ACT Research charts oil, diesel and gasoline prices

Supply-chain constraints kept a lid on the industry’s ability to raise build rates through 2021, and just as the supply of chips was starting to improve, the risk to auto and truck manufacturing supply chains has risen once again, according to ACT’s latest release of the North American Commercial Vehicle OUTLOOK.

“Energy markets aside, the global supply of neon, critical for laser lithography in semiconductor manufacturing, is concentrated in a Ukrainian export hub on the Black Sea. While supply-chain risks pile on to what manufacturers have been living with for the past five quarters, the spike in oil prices brings a different set of repercussions for the economy at large,” says ACT President and Senior Analyst Kenny Vieth.

[RELATED: Trucking economists ponder impact of war in Ukraine at Work Truck Show]

“Looking beyond the tragedy of the war, the challenge in understanding the impact of the situation on the domestic economy, and by extension commercial vehicles, is how long it will take for the situation to normalize.

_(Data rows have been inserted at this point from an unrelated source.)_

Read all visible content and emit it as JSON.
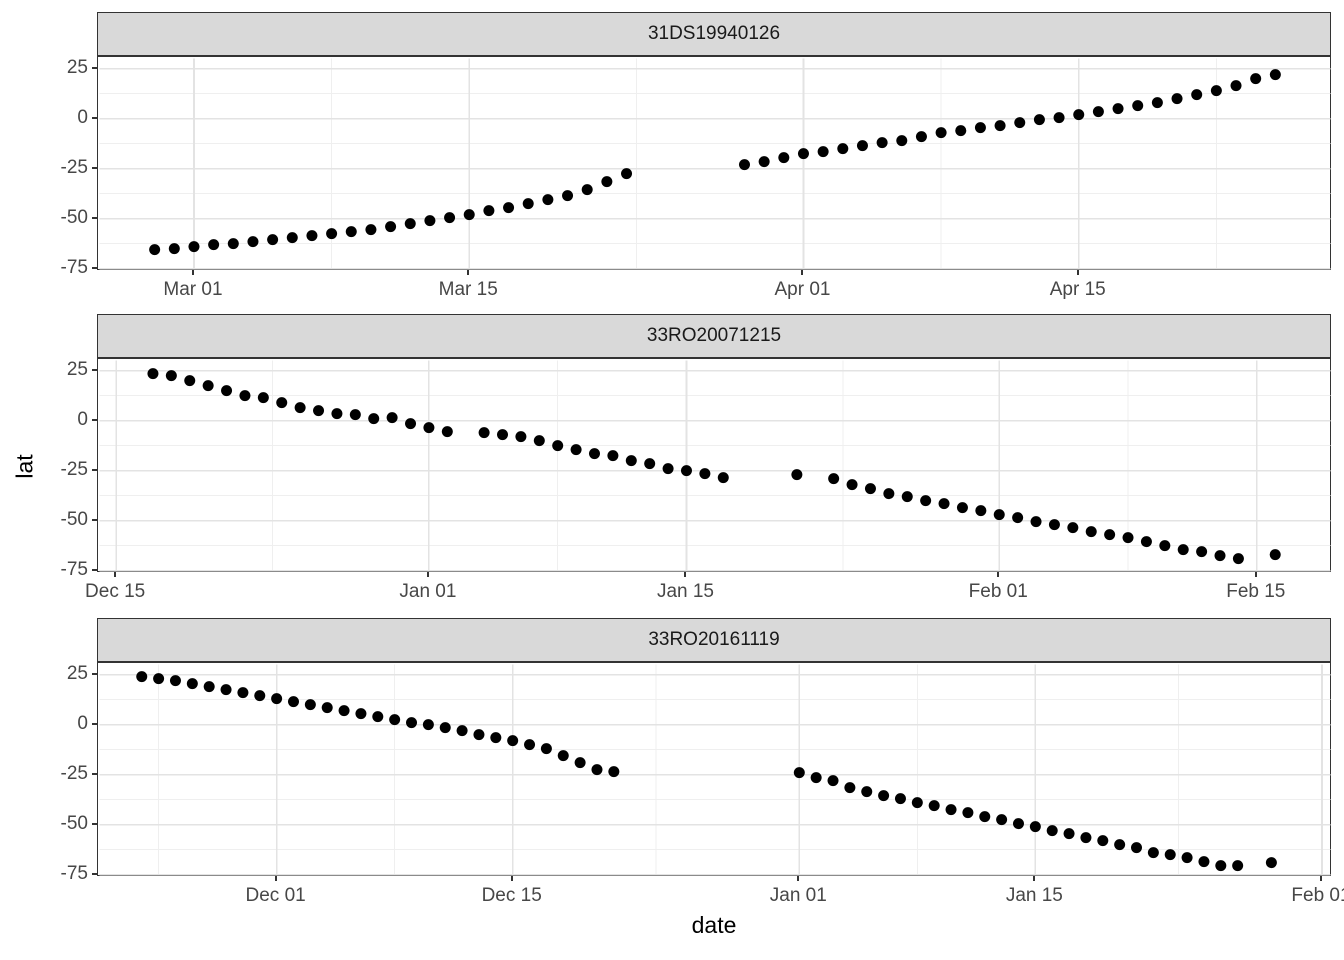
{
  "figure": {
    "ylabel": "lat",
    "xlabel": "date",
    "colors": {
      "background": "#ffffff",
      "strip_background": "#d9d9d9",
      "border": "#333333",
      "grid_major": "#e3e3e3",
      "grid_minor": "#efefef",
      "point": "#000000",
      "tick_label": "#474747",
      "axis_title": "#000000",
      "strip_text": "#1a1a1a"
    }
  },
  "chart_data": {
    "type": "scatter",
    "xlabel": "date",
    "ylabel": "lat",
    "grid": true,
    "legend": "none",
    "facet_layout": "rows",
    "y_ticks": [
      25,
      0,
      -25,
      -50,
      -75
    ],
    "y_minor_ticks": [
      12.5,
      -12.5,
      -37.5,
      -62.5
    ],
    "ylim": [
      -76,
      30
    ],
    "facets": [
      {
        "title": "31DS19940126",
        "months": [
          [
            "Feb",
            28
          ],
          [
            "Mar",
            31
          ],
          [
            "Apr",
            30
          ]
        ],
        "x_domain": [
          "Feb 24.2",
          "Apr 27.8"
        ],
        "x_ticks": [
          "Mar 01",
          "Mar 15",
          "Apr 01",
          "Apr 15"
        ],
        "points": [
          [
            "Feb 27",
            -65.5
          ],
          [
            "Feb 28",
            -65
          ],
          [
            "Mar 01",
            -64
          ],
          [
            "Mar 02",
            -63
          ],
          [
            "Mar 03",
            -62.5
          ],
          [
            "Mar 04",
            -61.5
          ],
          [
            "Mar 05",
            -60.5
          ],
          [
            "Mar 06",
            -59.5
          ],
          [
            "Mar 07",
            -58.5
          ],
          [
            "Mar 08",
            -57.5
          ],
          [
            "Mar 09",
            -56.5
          ],
          [
            "Mar 10",
            -55.5
          ],
          [
            "Mar 11",
            -54
          ],
          [
            "Mar 12",
            -52.5
          ],
          [
            "Mar 13",
            -51
          ],
          [
            "Mar 14",
            -49.5
          ],
          [
            "Mar 15",
            -48
          ],
          [
            "Mar 16",
            -46
          ],
          [
            "Mar 17",
            -44.5
          ],
          [
            "Mar 18",
            -42.5
          ],
          [
            "Mar 19",
            -40.5
          ],
          [
            "Mar 20",
            -38.5
          ],
          [
            "Mar 21",
            -35.5
          ],
          [
            "Mar 22",
            -31.5
          ],
          [
            "Mar 23",
            -27.5
          ],
          [
            "Mar 29",
            -23
          ],
          [
            "Mar 30",
            -21.5
          ],
          [
            "Mar 31",
            -19.5
          ],
          [
            "Apr 01",
            -17.5
          ],
          [
            "Apr 02",
            -16.5
          ],
          [
            "Apr 03",
            -15
          ],
          [
            "Apr 04",
            -13.5
          ],
          [
            "Apr 05",
            -12
          ],
          [
            "Apr 06",
            -11
          ],
          [
            "Apr 07",
            -9
          ],
          [
            "Apr 08",
            -7
          ],
          [
            "Apr 09",
            -6
          ],
          [
            "Apr 10",
            -4.5
          ],
          [
            "Apr 11",
            -3.5
          ],
          [
            "Apr 12",
            -2
          ],
          [
            "Apr 13",
            -0.5
          ],
          [
            "Apr 14",
            0.5
          ],
          [
            "Apr 15",
            2
          ],
          [
            "Apr 16",
            3.5
          ],
          [
            "Apr 17",
            5
          ],
          [
            "Apr 18",
            6.5
          ],
          [
            "Apr 19",
            8
          ],
          [
            "Apr 20",
            10
          ],
          [
            "Apr 21",
            12
          ],
          [
            "Apr 22",
            14
          ],
          [
            "Apr 23",
            16.5
          ],
          [
            "Apr 24",
            20
          ],
          [
            "Apr 25",
            22
          ]
        ]
      },
      {
        "title": "33RO20071215",
        "months": [
          [
            "Dec",
            31
          ],
          [
            "Jan",
            31
          ],
          [
            "Feb",
            29
          ]
        ],
        "x_domain": [
          "Dec 14.1",
          "Feb 19"
        ],
        "x_ticks": [
          "Dec 15",
          "Jan 01",
          "Jan 15",
          "Feb 01",
          "Feb 15"
        ],
        "points": [
          [
            "Dec 17",
            23.5
          ],
          [
            "Dec 18",
            22.5
          ],
          [
            "Dec 19",
            20
          ],
          [
            "Dec 20",
            17.5
          ],
          [
            "Dec 21",
            15
          ],
          [
            "Dec 22",
            12.5
          ],
          [
            "Dec 23",
            11.5
          ],
          [
            "Dec 24",
            9
          ],
          [
            "Dec 25",
            6.5
          ],
          [
            "Dec 26",
            5
          ],
          [
            "Dec 27",
            3.5
          ],
          [
            "Dec 28",
            3
          ],
          [
            "Dec 29",
            1
          ],
          [
            "Dec 30",
            1.5
          ],
          [
            "Dec 31",
            -1.5
          ],
          [
            "Jan 01",
            -3.5
          ],
          [
            "Jan 02",
            -5.5
          ],
          [
            "Jan 04",
            -6
          ],
          [
            "Jan 05",
            -7
          ],
          [
            "Jan 06",
            -8
          ],
          [
            "Jan 07",
            -10
          ],
          [
            "Jan 08",
            -12.5
          ],
          [
            "Jan 09",
            -14.5
          ],
          [
            "Jan 10",
            -16.5
          ],
          [
            "Jan 11",
            -17.5
          ],
          [
            "Jan 12",
            -20
          ],
          [
            "Jan 13",
            -21.5
          ],
          [
            "Jan 14",
            -24
          ],
          [
            "Jan 15",
            -25
          ],
          [
            "Jan 16",
            -26.5
          ],
          [
            "Jan 17",
            -28.5
          ],
          [
            "Jan 21",
            -27
          ],
          [
            "Jan 23",
            -29
          ],
          [
            "Jan 24",
            -32
          ],
          [
            "Jan 25",
            -34
          ],
          [
            "Jan 26",
            -36.5
          ],
          [
            "Jan 27",
            -38
          ],
          [
            "Jan 28",
            -40
          ],
          [
            "Jan 29",
            -41.5
          ],
          [
            "Jan 30",
            -43.5
          ],
          [
            "Jan 31",
            -45
          ],
          [
            "Feb 01",
            -47
          ],
          [
            "Feb 02",
            -48.5
          ],
          [
            "Feb 03",
            -50.5
          ],
          [
            "Feb 04",
            -52
          ],
          [
            "Feb 05",
            -53.5
          ],
          [
            "Feb 06",
            -55.5
          ],
          [
            "Feb 07",
            -57
          ],
          [
            "Feb 08",
            -58.5
          ],
          [
            "Feb 09",
            -60.5
          ],
          [
            "Feb 10",
            -62.5
          ],
          [
            "Feb 11",
            -64.5
          ],
          [
            "Feb 12",
            -65.5
          ],
          [
            "Feb 13",
            -67.5
          ],
          [
            "Feb 14",
            -69
          ],
          [
            "Feb 16",
            -67
          ]
        ]
      },
      {
        "title": "33RO20161119",
        "months": [
          [
            "Nov",
            30
          ],
          [
            "Dec",
            31
          ],
          [
            "Jan",
            31
          ],
          [
            "Feb",
            28
          ]
        ],
        "x_domain": [
          "Nov 20.5",
          "Feb 01.5"
        ],
        "x_ticks": [
          "Dec 01",
          "Dec 15",
          "Jan 01",
          "Jan 15",
          "Feb 01"
        ],
        "points": [
          [
            "Nov 23",
            24
          ],
          [
            "Nov 24",
            23
          ],
          [
            "Nov 25",
            22
          ],
          [
            "Nov 26",
            20.5
          ],
          [
            "Nov 27",
            19
          ],
          [
            "Nov 28",
            17.5
          ],
          [
            "Nov 29",
            16
          ],
          [
            "Nov 30",
            14.5
          ],
          [
            "Dec 01",
            13
          ],
          [
            "Dec 02",
            11.5
          ],
          [
            "Dec 03",
            10
          ],
          [
            "Dec 04",
            8.5
          ],
          [
            "Dec 05",
            7
          ],
          [
            "Dec 06",
            5.5
          ],
          [
            "Dec 07",
            4
          ],
          [
            "Dec 08",
            2.5
          ],
          [
            "Dec 09",
            1
          ],
          [
            "Dec 10",
            0
          ],
          [
            "Dec 11",
            -1.5
          ],
          [
            "Dec 12",
            -3
          ],
          [
            "Dec 13",
            -5
          ],
          [
            "Dec 14",
            -6.5
          ],
          [
            "Dec 15",
            -8
          ],
          [
            "Dec 16",
            -10
          ],
          [
            "Dec 17",
            -12
          ],
          [
            "Dec 18",
            -15.5
          ],
          [
            "Dec 19",
            -19
          ],
          [
            "Dec 20",
            -22.5
          ],
          [
            "Dec 21",
            -23.5
          ],
          [
            "Jan 01",
            -24
          ],
          [
            "Jan 02",
            -26.5
          ],
          [
            "Jan 03",
            -28
          ],
          [
            "Jan 04",
            -31.5
          ],
          [
            "Jan 05",
            -33.5
          ],
          [
            "Jan 06",
            -35.5
          ],
          [
            "Jan 07",
            -37
          ],
          [
            "Jan 08",
            -39
          ],
          [
            "Jan 09",
            -40.5
          ],
          [
            "Jan 10",
            -42.5
          ],
          [
            "Jan 11",
            -44
          ],
          [
            "Jan 12",
            -46
          ],
          [
            "Jan 13",
            -47.5
          ],
          [
            "Jan 14",
            -49.5
          ],
          [
            "Jan 15",
            -51
          ],
          [
            "Jan 16",
            -53
          ],
          [
            "Jan 17",
            -54.5
          ],
          [
            "Jan 18",
            -56.5
          ],
          [
            "Jan 19",
            -58
          ],
          [
            "Jan 20",
            -60
          ],
          [
            "Jan 21",
            -61.5
          ],
          [
            "Jan 22",
            -64
          ],
          [
            "Jan 23",
            -65
          ],
          [
            "Jan 24",
            -66.5
          ],
          [
            "Jan 25",
            -68.5
          ],
          [
            "Jan 26",
            -70.5
          ],
          [
            "Jan 27",
            -70.5
          ],
          [
            "Jan 29",
            -69
          ]
        ]
      }
    ]
  }
}
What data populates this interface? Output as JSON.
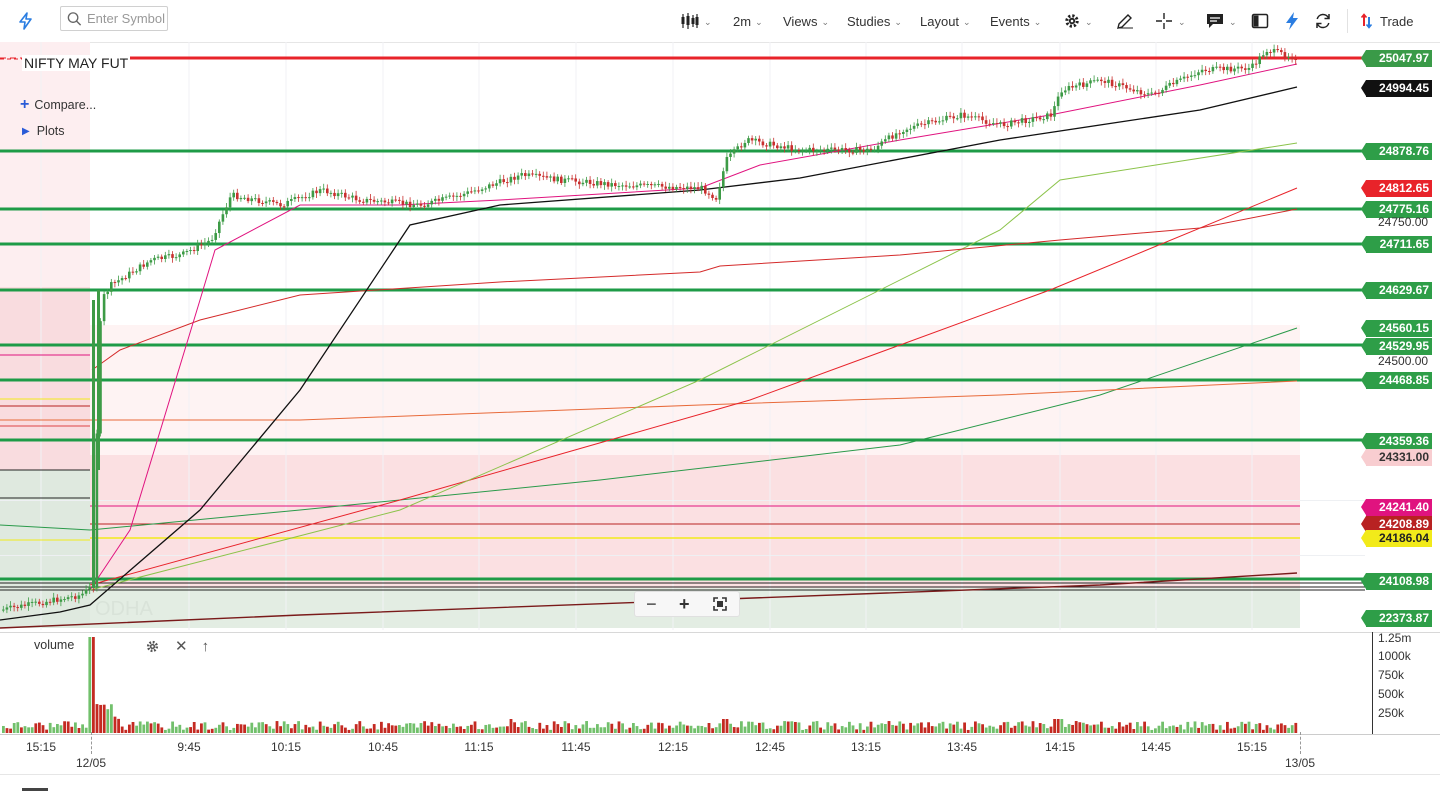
{
  "toolbar": {
    "search_placeholder": "Enter Symbol",
    "interval": "2m",
    "views": "Views",
    "studies": "Studies",
    "layout": "Layout",
    "events": "Events",
    "trade": "Trade"
  },
  "chart": {
    "symbol": "NIFTY MAY FUT",
    "compare": "Compare...",
    "plots": "Plots",
    "watermark": "ODHA",
    "price_labels": [
      {
        "text": "25047.97",
        "bg": "#3a9a48",
        "fg": "#ffffff",
        "price": 25047.97
      },
      {
        "text": "24994.45",
        "bg": "#111111",
        "fg": "#ffffff",
        "price": 24994.45
      },
      {
        "text": "24878.76",
        "bg": "#2e9e48",
        "fg": "#ffffff",
        "price": 24878.76
      },
      {
        "text": "24812.65",
        "bg": "#e8232a",
        "fg": "#ffffff",
        "price": 24812.65
      },
      {
        "text": "24775.16",
        "bg": "#2e9e48",
        "fg": "#ffffff",
        "price": 24775.16
      },
      {
        "text": "24711.65",
        "bg": "#2e9e48",
        "fg": "#ffffff",
        "price": 24711.65
      },
      {
        "text": "24629.67",
        "bg": "#2e9e48",
        "fg": "#ffffff",
        "price": 24629.67
      },
      {
        "text": "24560.15",
        "bg": "#2e9e48",
        "fg": "#ffffff",
        "price": 24560.15
      },
      {
        "text": "24529.95",
        "bg": "#2e9e48",
        "fg": "#ffffff",
        "price": 24529.95
      },
      {
        "text": "24468.85",
        "bg": "#2e9e48",
        "fg": "#ffffff",
        "price": 24468.85
      },
      {
        "text": "24359.36",
        "bg": "#2e9e48",
        "fg": "#ffffff",
        "price": 24359.36
      },
      {
        "text": "24331.00",
        "bg": "#f8cdd0",
        "fg": "#333333",
        "price": 24331.0
      },
      {
        "text": "24241.40",
        "bg": "#e0137f",
        "fg": "#ffffff",
        "price": 24241.4
      },
      {
        "text": "24208.89",
        "bg": "#b82222",
        "fg": "#ffffff",
        "price": 24208.89
      },
      {
        "text": "24186.04",
        "bg": "#f2ea1a",
        "fg": "#222222",
        "price": 24186.04
      },
      {
        "text": "24108.98",
        "bg": "#2e9e48",
        "fg": "#ffffff",
        "price": 24108.98
      },
      {
        "text": "22373.87",
        "bg": "#2e9e48",
        "fg": "#ffffff",
        "price": 22373.87
      }
    ],
    "axis_ticks": [
      "24750.00",
      "24500.00"
    ],
    "horizontal_levels": [
      24878.76,
      24775.16,
      24711.65,
      24629.67,
      24529.95,
      24468.85,
      24359.36,
      24108.98
    ],
    "time_labels": [
      {
        "t": "15:15",
        "x": 41
      },
      {
        "t": "9:45",
        "x": 189
      },
      {
        "t": "10:15",
        "x": 286
      },
      {
        "t": "10:45",
        "x": 383
      },
      {
        "t": "11:15",
        "x": 479
      },
      {
        "t": "11:45",
        "x": 576
      },
      {
        "t": "12:15",
        "x": 673
      },
      {
        "t": "12:45",
        "x": 770
      },
      {
        "t": "13:15",
        "x": 866
      },
      {
        "t": "13:45",
        "x": 962
      },
      {
        "t": "14:15",
        "x": 1060
      },
      {
        "t": "14:45",
        "x": 1156
      },
      {
        "t": "15:15",
        "x": 1252
      }
    ],
    "date_labels": [
      {
        "t": "12/05",
        "x": 91
      },
      {
        "t": "13/05",
        "x": 1300
      }
    ]
  },
  "volume": {
    "title": "volume",
    "ticks": [
      "1.25m",
      "1000k",
      "750k",
      "500k",
      "250k"
    ]
  },
  "colors": {
    "up": "#3d9b46",
    "down": "#c8302f",
    "level": "#1e9b47",
    "resistance": "#e8232a"
  }
}
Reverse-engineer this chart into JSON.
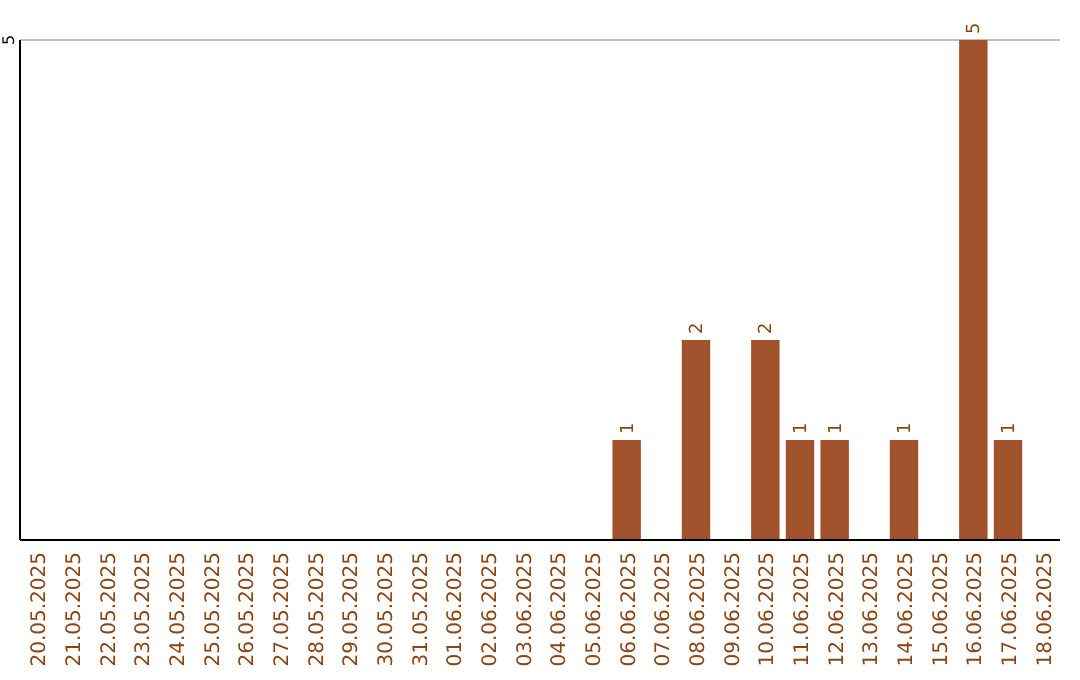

Implicit in oil prices remaining elevated, new supply-chain constraints are likely to occur, food prices will keep rising and the corrosive effects of inflation will get materially worse,” Vieth says. 

And for buyers of commercial vehicles, the virus continued to bend consumer spending to goods and away from services in early 2022. Backlogged freight should support activity through the first half of this year, “but the longer oil prices remain elevated, the more business and consumer dollars will be diverted from the stuff that gets moved by truck,” he says.